If this sounds odd, it should. A useful analogy might be a flashlight that grows brighter as its batteries fail. Homeopaths recognize this absurdity, and attempt to explain it away by claiming that water has a "memory" of substances dissolved in it to the point of effective non-presence.
Someone with a high-school level of science education should be highly suspicious of this claim. A water molecule comprises two hydrogen atoms and one oxygen atom. The manner in which these atoms bind to one another is well understood, and leaves little room to store information. In addition, the molecules in a fluid are in constant random motion. Again, there is little room for a "memory" of once-present substances.

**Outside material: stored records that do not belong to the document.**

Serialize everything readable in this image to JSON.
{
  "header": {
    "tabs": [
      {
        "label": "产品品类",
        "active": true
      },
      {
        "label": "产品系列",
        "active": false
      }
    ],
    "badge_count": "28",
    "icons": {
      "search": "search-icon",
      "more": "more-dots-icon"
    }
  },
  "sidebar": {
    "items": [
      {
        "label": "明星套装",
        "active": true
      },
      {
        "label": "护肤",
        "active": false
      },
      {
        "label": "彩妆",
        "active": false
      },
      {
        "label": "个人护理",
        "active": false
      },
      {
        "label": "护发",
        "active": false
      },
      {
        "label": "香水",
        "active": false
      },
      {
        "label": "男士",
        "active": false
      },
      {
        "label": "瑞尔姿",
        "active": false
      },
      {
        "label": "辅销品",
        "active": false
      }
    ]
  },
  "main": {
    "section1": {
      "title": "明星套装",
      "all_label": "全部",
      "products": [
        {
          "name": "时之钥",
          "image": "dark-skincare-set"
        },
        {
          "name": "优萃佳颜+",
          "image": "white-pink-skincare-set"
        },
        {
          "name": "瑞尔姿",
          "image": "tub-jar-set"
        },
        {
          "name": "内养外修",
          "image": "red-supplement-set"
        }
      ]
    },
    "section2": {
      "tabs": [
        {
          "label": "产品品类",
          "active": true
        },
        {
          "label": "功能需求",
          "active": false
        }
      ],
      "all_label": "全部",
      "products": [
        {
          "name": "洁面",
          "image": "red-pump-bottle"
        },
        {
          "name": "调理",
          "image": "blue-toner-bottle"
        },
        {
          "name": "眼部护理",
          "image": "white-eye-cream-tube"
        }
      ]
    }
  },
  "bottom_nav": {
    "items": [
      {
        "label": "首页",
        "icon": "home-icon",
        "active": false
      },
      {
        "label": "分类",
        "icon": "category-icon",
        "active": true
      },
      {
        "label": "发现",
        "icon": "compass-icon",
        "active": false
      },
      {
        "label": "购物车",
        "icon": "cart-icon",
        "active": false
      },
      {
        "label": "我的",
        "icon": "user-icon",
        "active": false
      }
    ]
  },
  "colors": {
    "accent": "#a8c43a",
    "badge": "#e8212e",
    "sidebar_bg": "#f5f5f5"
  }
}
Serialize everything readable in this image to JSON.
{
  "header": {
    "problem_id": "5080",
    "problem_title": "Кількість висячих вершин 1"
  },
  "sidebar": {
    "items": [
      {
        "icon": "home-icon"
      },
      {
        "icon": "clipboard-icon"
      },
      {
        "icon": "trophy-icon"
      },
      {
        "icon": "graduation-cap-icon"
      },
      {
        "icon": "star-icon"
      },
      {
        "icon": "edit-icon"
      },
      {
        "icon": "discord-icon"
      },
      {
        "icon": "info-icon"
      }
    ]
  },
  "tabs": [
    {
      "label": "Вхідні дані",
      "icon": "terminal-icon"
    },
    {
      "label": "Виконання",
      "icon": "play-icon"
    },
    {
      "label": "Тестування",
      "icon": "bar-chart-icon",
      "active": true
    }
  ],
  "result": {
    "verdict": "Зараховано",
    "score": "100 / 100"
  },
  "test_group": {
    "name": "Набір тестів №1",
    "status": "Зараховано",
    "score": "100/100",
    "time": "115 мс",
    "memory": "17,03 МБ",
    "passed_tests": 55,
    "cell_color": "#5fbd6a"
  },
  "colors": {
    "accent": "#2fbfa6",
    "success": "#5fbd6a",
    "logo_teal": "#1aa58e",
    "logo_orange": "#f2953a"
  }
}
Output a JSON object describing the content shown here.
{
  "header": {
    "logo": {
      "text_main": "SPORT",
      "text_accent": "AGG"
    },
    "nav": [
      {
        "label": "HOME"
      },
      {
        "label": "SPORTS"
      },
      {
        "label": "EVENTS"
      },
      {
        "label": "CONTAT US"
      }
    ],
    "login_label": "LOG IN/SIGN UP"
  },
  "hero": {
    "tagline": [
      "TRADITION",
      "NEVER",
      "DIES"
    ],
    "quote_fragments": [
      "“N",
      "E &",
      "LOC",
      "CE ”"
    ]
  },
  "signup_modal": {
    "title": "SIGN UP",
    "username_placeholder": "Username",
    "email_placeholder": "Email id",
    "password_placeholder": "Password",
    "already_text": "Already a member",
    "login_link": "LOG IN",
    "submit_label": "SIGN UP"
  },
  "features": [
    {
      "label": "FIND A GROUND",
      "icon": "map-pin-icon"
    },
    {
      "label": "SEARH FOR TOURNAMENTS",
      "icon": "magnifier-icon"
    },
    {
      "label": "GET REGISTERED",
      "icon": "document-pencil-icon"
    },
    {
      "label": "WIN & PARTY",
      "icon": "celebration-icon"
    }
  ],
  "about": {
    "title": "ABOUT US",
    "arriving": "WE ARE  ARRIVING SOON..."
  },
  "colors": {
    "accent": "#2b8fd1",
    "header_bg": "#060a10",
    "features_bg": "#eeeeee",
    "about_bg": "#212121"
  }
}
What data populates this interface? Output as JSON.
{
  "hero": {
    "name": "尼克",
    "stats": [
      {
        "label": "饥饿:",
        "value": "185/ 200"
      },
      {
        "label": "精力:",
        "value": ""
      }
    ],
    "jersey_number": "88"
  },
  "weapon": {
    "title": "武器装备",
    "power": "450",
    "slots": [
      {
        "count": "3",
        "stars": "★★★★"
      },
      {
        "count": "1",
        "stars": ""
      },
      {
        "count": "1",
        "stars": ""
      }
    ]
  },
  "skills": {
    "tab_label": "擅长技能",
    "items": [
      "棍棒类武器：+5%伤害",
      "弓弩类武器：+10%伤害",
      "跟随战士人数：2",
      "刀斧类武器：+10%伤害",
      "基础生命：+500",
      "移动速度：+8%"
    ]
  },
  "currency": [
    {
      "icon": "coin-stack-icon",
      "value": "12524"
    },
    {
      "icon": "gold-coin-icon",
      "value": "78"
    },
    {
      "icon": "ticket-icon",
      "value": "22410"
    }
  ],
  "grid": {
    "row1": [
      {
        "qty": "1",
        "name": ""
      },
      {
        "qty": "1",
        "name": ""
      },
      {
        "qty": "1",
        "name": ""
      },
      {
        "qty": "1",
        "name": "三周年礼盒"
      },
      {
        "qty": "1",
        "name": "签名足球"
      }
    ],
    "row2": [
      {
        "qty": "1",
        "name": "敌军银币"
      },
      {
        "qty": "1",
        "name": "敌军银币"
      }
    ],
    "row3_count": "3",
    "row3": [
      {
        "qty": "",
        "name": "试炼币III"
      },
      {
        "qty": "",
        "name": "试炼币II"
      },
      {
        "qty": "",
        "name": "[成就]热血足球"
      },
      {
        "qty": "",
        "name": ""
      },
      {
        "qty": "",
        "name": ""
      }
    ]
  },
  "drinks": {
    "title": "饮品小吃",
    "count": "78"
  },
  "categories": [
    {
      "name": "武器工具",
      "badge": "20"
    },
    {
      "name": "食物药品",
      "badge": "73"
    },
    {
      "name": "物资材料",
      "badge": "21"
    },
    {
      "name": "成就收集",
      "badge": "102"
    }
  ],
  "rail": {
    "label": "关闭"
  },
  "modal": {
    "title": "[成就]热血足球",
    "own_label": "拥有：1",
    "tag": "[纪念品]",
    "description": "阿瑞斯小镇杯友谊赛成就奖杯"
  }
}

This reasoning should make anyone skeptical of homeopathy. Still, homeopaths make claims, and these claims are falsifiable. The burden of demonstration lies with the claimant, so these homeopaths are obligated to perform properly controlled experiments testing their hypotheses if they expect anyone else to take them seriously.
James Randi has a long-standing challenge to the purveyors of pseudo-science and other delusions. If they can demonstrate their claims under rigorous experimental conditions, they will win one million dollars. Mr. Randi has had an ongoing conversation with prominent homeopaths in an attempt to have them submit their claims to such experiments. I'll let Mr. Randi have the last word on this topic: "That challenge, folks, is the one thorn the quacks cannot remove from their collective foot. It's always there, being dodged and belittled, devalued and denied. But it remains."